Jumat, 22 Agustus 2014

News / Regional

Gus Dur Dilecehkan, Garda Bangsa Jatim Marah

Senin, 26 November 2012 | 19:13 WIB

Terkait

SURABAYA, KOMPAS.com - Pernyataan politisi Partai Demokrat, Sutan Bhatoegana soal korupsi Gus Dur juga memancing reaksi massa PKB di daerah. Di Jatim, massa Garda Bangsa mengancam akan menduduki kantor Demokrat Jatim jika Sutan Bhatoegana tidak segera minta maaf.

Ketua DKW Garda Bangsa Jatim, Zaini Nasharudin mengatakan, Sutan harus meminta maaf secara terbuka. Pasalnya, pernyataan itu mencederai hati warga Nahdliyin. "Kami minta Sutan Bhatoegana minta maaf secara terbuka. Karena pernyataan itu sangan menyakitkan warga NU. Dalam tiga hari ke depan harus minta maaf," katanya, Senin (26/11/2012).

Jika tidak ada permintaan maaf, pihaknya mengancam akan menduduki kantor DPD Partai Demokrat di Surabaya sebagai bentuk perlawanan. ''Kami minta segera ada permintaan maaf, karena saya khawatir jika tidak ada permintaan maaf, akan berdampak pada hubungan baik antara NU dan Partai Demokrat,'' ucapnya.

Menurutnya, pernyataan Sutan sangat tidak beralasan. Sebab, kasus yang dituduhkan sampai saat ini tidak terbukti. Menurut Zaini, dalam pernyataannya Sutan menyebut bahwa Gus Dur melakukan korupsi Buloggate dan Bruneigate. "Sampai hari ini kasus tersebut tidak terbukti. Siapa tersangkanya, korupsinya dimana, juga tidak ada,'' jelasnya.

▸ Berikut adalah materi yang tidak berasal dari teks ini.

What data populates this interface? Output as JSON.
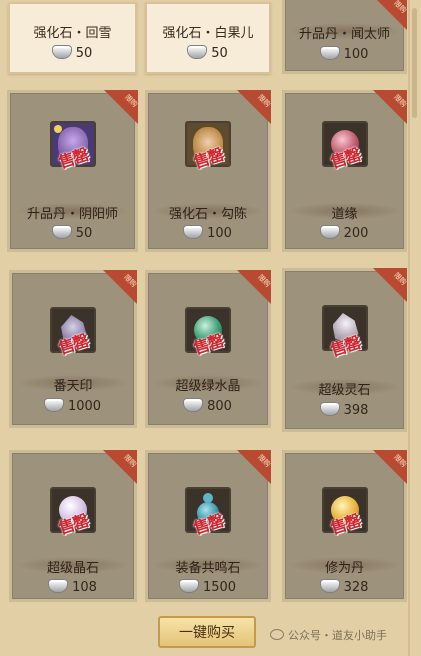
{
  "shop": {
    "cards": [
      {
        "name": "强化石・回雪",
        "price": "50",
        "sold": false,
        "limited": false,
        "stamp": "",
        "icon": ""
      },
      {
        "name": "强化石・白果儿",
        "price": "50",
        "sold": false,
        "limited": false,
        "stamp": "",
        "icon": ""
      },
      {
        "name": "升品丹・闻太师",
        "price": "100",
        "sold": true,
        "limited": true,
        "stamp": "",
        "icon": ""
      },
      {
        "name": "升品丹・阴阳师",
        "price": "50",
        "sold": true,
        "limited": true,
        "stamp": "售罄",
        "icon": "purple-portrait-icon"
      },
      {
        "name": "强化石・勾陈",
        "price": "100",
        "sold": true,
        "limited": true,
        "stamp": "售罄",
        "icon": "golden-haired-portrait-icon"
      },
      {
        "name": "道缘",
        "price": "200",
        "sold": true,
        "limited": true,
        "stamp": "售罄",
        "icon": "pink-orb-icon"
      },
      {
        "name": "番天印",
        "price": "1000",
        "sold": true,
        "limited": true,
        "stamp": "售罄",
        "icon": "seal-stone-icon"
      },
      {
        "name": "超级绿水晶",
        "price": "800",
        "sold": true,
        "limited": true,
        "stamp": "售罄",
        "icon": "green-crystal-icon"
      },
      {
        "name": "超级灵石",
        "price": "398",
        "sold": true,
        "limited": true,
        "stamp": "售罄",
        "icon": "spirit-stone-icon"
      },
      {
        "name": "超级晶石",
        "price": "108",
        "sold": true,
        "limited": true,
        "stamp": "售罄",
        "icon": "crystal-orb-icon"
      },
      {
        "name": "装备共鸣石",
        "price": "1500",
        "sold": true,
        "limited": true,
        "stamp": "售罄",
        "icon": "resonance-gourd-icon"
      },
      {
        "name": "修为丹",
        "price": "328",
        "sold": true,
        "limited": true,
        "stamp": "售罄",
        "icon": "golden-pill-icon"
      }
    ],
    "limit_label": "限购",
    "buy_all_label": "一键购买",
    "watermark": "公众号・道友小助手"
  },
  "colors": {
    "background": "#e2cfa6",
    "sold_card": "#9d927b",
    "available_card": "#f6ecd8",
    "stamp": "#cf2630",
    "limit_ribbon": "#b84a32",
    "button": "#e4c377"
  }
}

Dia justru menilai, pernyataan itu untuk menutupi kasus pengadaan Solar Home System (SHS) di Kementerian Energi dan Sumber Daya Mineral yang melilitnya.

Pada suatu dialog 21 November lalu, Sutan berang ketika Adhie Massardi, koordinator Gerakan Indonesia Bersih mengatakan migas di Indonesia menjadi ajang korupsi mafia migas yang dilindungi rezim SBY. Mendengar itu, Sutan melontarkan kalau pemerintahan Gus Dur dilengserkan karena terlibat skandal korupsi Buloggate dan Bruneigate.